JPEG compression can significantly impair the performance of adversarial face examples, which previous adversarial attacks on face recognition (FR) have not adequately addressed. Considering this challenge, we propose a novel adversarial attack on FR that aims to improve the resistance of adversarial examples against JPEG compression. Specifically, during the iterative process of generating adversarial face examples, we interpolate the adversarial face examples into a smaller size. Then we utilize these interpolated adversarial face examples to create the adversarial examples in the next iteration. Subsequently, we restore the adversarial face examples to their original size by interpolating. Throughout the entire process, our proposed method can smooth the adversarial perturbations, effectively mitigating the presence of high-frequency signals in the crafted adversarial face examples that are typically eliminated by JPEG compression. Our experimental results demonstrate the effectiveness of our proposed method in improving the JPEG-resistance of adversarial face examples.

Figures (4)

• Figure 1: Comparison of pixel values between the adversarial examples generated by BIM and our method. The horizontal axis represents the neighboring pixel points of adversarial examples, and the vertical axis represents the corresponding pixel values.

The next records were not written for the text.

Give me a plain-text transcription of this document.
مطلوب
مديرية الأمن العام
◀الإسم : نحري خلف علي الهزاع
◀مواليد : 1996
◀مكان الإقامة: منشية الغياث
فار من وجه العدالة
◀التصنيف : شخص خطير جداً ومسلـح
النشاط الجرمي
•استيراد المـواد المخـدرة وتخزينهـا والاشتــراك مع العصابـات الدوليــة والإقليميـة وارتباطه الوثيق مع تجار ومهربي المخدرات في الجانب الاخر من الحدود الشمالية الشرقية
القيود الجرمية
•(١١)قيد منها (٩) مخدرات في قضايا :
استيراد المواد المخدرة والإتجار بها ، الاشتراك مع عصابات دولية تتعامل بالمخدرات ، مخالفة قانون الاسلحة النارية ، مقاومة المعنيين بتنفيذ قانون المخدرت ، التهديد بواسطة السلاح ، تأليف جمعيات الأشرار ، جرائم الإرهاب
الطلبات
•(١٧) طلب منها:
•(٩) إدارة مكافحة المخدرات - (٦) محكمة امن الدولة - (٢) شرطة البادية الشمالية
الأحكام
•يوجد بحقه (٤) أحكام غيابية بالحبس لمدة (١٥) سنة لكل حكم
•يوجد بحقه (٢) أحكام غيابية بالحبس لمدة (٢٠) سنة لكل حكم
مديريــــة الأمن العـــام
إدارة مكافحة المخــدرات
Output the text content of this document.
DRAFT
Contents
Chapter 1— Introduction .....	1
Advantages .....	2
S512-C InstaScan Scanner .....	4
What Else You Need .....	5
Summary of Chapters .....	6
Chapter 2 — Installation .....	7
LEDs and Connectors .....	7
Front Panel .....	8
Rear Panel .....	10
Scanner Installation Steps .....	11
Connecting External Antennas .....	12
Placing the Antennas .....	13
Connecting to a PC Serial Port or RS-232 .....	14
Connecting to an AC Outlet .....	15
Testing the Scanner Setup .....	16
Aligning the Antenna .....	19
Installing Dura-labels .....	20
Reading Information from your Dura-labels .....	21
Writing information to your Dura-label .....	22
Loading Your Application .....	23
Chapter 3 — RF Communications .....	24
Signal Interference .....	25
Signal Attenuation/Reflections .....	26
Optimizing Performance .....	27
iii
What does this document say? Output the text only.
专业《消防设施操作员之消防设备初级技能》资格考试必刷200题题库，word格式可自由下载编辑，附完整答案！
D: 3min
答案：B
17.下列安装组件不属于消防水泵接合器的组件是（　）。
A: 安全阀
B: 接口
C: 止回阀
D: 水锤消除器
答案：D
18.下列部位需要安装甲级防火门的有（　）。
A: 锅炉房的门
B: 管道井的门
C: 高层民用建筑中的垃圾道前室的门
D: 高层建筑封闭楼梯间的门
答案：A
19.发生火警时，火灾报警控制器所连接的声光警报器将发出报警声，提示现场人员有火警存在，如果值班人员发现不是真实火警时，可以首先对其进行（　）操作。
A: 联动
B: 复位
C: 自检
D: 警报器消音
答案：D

• Figure 2: Images and their corresponding DCT coefficients. The images in the first row represent the original image, adversarial examples generated by BIM and our method. The second row are their corresponding DCT coefficients. In the DCT domain, the upper left corner is the location of the lowest frequency, and the frequency gradually increases in other locations. Light color indicates larger coefficient and dark color indicates smaller coefficient.
• Figure 3: ASRs of the JPEG adversarial examples with different QF. The model before $\rightarrow$ is the attack model, and the model after $\rightarrow$ is the victim model.
• Figure 4: ASRs of the JPEG adversarial examples generated by BIM+IAM with different interpolation factors. In each subfigure, the subtitle is the corresponding attack model, the models in the legend are the corresponding victim models and the horizontal lines respresent the ASRs of BIM in the corresponding attack scenario.